"We had the technology!"

We had a bunch of spare parts laying around so decided to build a robot. Our robot includes a webcam for remote monitoring. We believe TOD could be the perfect companion for all your observation needs.

What it does

It moves, and it has a camera with which the user can observe what TOD is seeing. TOD is also well equipped to deal with butter movement scenarios due to its ability to overcome most obstacles, and move long distances.

TOD is controlled with a raspberry pi running raspbian Linux. The drive system is powered by a 12 V lead acid battery and the control system is powered by a portable 5V battery pack. TOD had a web cam hooked up to the pi. The Pi can be accessed wirelessly through the WiFi AP it broadcasts. Interactive Python programs allow us to control TOD via keyboard input.

TOD also includes expertly designed headlights that blink.

How we built it

We had a robot frame sitting around and decided to put a bunch of our electronics on it.

Challenges we ran into

Motor Controller

One interesting challenge we encountered was how to use FTC motor controller from a raspberry pi.
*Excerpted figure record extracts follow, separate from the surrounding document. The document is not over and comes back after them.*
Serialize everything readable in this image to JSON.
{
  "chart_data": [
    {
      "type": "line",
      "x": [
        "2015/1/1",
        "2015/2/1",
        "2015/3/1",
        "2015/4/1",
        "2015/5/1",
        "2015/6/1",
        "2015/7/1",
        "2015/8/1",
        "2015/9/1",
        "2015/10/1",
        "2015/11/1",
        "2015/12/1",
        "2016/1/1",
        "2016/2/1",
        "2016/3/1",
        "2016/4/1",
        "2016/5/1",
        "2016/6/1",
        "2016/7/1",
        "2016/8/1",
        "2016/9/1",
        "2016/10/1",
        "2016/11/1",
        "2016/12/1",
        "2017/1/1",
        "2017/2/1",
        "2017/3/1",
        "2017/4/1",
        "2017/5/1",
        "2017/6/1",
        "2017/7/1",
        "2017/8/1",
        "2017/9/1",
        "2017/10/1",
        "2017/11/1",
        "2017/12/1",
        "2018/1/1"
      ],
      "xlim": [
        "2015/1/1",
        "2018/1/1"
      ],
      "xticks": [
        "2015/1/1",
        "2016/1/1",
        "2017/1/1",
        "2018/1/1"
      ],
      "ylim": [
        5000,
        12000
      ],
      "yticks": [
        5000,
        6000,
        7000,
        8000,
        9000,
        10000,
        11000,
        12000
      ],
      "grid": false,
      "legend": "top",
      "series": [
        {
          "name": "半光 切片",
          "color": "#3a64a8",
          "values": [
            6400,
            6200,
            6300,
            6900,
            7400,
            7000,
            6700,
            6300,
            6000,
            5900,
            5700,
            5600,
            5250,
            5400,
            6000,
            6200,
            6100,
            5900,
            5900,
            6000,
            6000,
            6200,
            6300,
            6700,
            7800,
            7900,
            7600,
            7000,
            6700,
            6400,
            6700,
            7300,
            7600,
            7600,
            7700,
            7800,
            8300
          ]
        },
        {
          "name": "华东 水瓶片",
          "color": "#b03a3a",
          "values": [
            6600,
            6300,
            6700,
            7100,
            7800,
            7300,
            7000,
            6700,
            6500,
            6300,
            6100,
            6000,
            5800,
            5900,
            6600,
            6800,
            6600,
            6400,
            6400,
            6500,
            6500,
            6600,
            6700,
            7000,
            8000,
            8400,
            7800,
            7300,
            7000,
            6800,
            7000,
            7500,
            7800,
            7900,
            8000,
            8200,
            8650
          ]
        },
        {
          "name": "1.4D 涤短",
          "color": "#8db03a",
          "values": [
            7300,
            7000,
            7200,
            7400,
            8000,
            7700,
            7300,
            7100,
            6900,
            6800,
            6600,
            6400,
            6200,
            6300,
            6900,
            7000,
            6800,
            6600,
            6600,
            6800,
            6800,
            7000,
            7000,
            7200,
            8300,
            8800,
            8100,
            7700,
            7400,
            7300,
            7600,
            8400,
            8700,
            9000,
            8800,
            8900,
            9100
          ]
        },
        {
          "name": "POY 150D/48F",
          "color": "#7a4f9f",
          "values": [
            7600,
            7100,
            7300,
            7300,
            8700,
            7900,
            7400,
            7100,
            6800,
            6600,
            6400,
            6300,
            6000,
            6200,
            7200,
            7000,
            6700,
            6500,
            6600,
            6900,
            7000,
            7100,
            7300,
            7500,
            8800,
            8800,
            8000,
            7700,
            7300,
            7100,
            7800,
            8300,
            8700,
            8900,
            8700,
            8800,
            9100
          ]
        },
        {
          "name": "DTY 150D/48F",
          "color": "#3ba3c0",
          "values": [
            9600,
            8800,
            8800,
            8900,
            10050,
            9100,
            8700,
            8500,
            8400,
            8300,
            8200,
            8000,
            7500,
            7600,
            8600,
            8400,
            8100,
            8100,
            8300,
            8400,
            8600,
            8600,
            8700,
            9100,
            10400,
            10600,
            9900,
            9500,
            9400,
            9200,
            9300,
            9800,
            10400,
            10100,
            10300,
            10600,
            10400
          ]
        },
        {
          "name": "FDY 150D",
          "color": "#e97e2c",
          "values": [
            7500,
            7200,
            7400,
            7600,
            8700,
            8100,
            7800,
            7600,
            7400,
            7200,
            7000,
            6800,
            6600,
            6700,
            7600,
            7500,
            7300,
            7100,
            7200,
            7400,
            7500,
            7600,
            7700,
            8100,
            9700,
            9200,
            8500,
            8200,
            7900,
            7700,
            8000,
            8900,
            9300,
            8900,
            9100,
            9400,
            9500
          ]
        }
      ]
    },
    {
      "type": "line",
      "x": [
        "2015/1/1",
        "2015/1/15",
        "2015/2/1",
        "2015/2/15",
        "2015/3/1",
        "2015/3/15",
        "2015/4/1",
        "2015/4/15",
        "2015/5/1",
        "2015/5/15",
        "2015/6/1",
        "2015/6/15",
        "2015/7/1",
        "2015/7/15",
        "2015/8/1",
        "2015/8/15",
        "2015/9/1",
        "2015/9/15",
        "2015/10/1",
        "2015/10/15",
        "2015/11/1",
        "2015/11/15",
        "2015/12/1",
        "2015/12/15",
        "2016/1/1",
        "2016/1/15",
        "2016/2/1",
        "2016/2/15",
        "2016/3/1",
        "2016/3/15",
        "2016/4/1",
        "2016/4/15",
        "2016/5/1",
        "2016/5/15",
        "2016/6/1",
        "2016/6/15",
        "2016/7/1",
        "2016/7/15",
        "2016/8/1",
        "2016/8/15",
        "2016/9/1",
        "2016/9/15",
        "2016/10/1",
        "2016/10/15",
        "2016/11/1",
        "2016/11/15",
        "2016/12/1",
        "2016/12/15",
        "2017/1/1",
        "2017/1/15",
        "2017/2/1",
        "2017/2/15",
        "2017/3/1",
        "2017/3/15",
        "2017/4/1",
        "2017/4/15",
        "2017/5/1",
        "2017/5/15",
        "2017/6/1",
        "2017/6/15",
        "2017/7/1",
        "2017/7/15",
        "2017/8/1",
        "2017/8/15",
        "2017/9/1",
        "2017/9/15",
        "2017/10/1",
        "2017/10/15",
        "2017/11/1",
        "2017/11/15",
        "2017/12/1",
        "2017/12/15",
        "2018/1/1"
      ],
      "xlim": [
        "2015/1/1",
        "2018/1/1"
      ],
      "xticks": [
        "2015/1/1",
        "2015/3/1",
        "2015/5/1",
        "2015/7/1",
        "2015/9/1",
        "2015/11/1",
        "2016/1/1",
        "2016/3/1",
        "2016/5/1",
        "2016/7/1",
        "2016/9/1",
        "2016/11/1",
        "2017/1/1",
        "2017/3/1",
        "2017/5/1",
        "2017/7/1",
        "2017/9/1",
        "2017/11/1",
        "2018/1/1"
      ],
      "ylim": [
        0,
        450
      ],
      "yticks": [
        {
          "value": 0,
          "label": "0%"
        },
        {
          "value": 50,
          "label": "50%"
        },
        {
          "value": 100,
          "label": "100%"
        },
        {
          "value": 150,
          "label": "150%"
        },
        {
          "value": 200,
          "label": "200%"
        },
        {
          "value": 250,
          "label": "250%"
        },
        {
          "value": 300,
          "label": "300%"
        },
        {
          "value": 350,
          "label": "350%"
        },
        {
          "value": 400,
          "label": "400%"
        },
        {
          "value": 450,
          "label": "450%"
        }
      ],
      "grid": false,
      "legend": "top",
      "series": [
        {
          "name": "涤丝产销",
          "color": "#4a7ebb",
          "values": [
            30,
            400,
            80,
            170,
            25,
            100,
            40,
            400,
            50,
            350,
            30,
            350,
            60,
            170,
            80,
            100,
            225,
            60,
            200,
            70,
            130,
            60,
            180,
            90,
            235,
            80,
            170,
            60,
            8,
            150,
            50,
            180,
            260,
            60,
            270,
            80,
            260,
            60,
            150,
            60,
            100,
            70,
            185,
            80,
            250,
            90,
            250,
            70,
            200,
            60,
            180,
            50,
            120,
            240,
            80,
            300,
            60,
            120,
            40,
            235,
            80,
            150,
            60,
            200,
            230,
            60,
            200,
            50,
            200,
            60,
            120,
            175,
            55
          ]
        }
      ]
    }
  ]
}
The controller is exposed as a serial port over USB. The official software API for it is built on .NET framework and so would only run on desktop windows (not Linux on a raspberry pi).

We used WireShark to capture the USB IRPs sent through Windows to record what bytes are sent over the serial connection to make the controller power the motors. After that, we simply wrote a small application on the Pi to open the serial port and write the correct bytes to achieve the desired movement.

Use of Old Parts

A lot of the mechanical parts we used are old/retired from previous robots and barely worked. Our motor mounts had to be designed and built out of old mismatched robot parts. We encountered several instances of motor slippage and had to adjust our gear ratios accordingly.

Accomplishments that we're proud of

  • Reverse engineering the motor controller protocol
  • How quickly the robot was constructed
  • Headlights
  • How it looks

What we learned

  • How to reverse engineer USB protocols
  • How to use a 556 timer IC for headlights
  • Building robots with friends is fun. 10/10 Would robot again.

What's next for tod

  • Probably being dismantled since it is built from parts owned by different people.